Our portion begins with a nod to the Visual, the command form of the verb ‘to see’: Look! I’ve placed before you a blessing and a curse. 

I checked the concordance, the book that lists every occurence of every word in the Bible, and the imperative to Listen/Sh’ma is heard around 200 times whereas some variation of the verb to Look/R’ei appears about 137 times. Not an overwhelming Nat-Silver-like-slam-dunk-preference but, when observing more closely the content and context of the Torah and its rabbinic interpreters, there is a clear preference for hearing over seeing.

1. We’re commanded by the rabbis to Listen/Sh'ma at least twice a day (some more traditionally will do four a day, six on Saturday). We’re not commanded to recite any of the Look/R'ei commands.

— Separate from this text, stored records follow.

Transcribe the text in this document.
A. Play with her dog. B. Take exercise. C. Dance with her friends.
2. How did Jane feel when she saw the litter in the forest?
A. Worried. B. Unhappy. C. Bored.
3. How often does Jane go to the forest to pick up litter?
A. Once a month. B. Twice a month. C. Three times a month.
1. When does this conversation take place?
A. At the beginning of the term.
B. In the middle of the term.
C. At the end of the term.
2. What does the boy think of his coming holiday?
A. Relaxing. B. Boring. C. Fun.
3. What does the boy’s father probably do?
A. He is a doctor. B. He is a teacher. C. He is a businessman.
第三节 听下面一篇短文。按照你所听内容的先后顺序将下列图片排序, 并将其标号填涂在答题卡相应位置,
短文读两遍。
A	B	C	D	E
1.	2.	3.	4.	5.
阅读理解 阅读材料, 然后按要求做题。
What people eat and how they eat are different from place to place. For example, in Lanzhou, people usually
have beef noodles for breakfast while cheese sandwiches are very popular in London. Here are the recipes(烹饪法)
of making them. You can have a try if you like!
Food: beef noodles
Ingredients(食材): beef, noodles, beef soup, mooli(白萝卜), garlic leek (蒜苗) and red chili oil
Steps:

2. Okay, I lied. Sort of. The paragraph we say twice a day (twice, really) to look at the fringes of our Tallit to remember the commandments/mitzvot does tell us to look at something. However, there is a subtle difference in the language. Rather than 'command' mode, the simple 'future' tense is used. Further, the duty to look at the tzitzit is coupled with a strong caution against being led astray by what we see, by being distracted. 

3. Even in our portion when cautioned to ignore false prophets who instruct us to act counter to God’s commands (Deuteronomy 13:2-5) there is a verse that gives us every modality in which to obey the divine except or sight.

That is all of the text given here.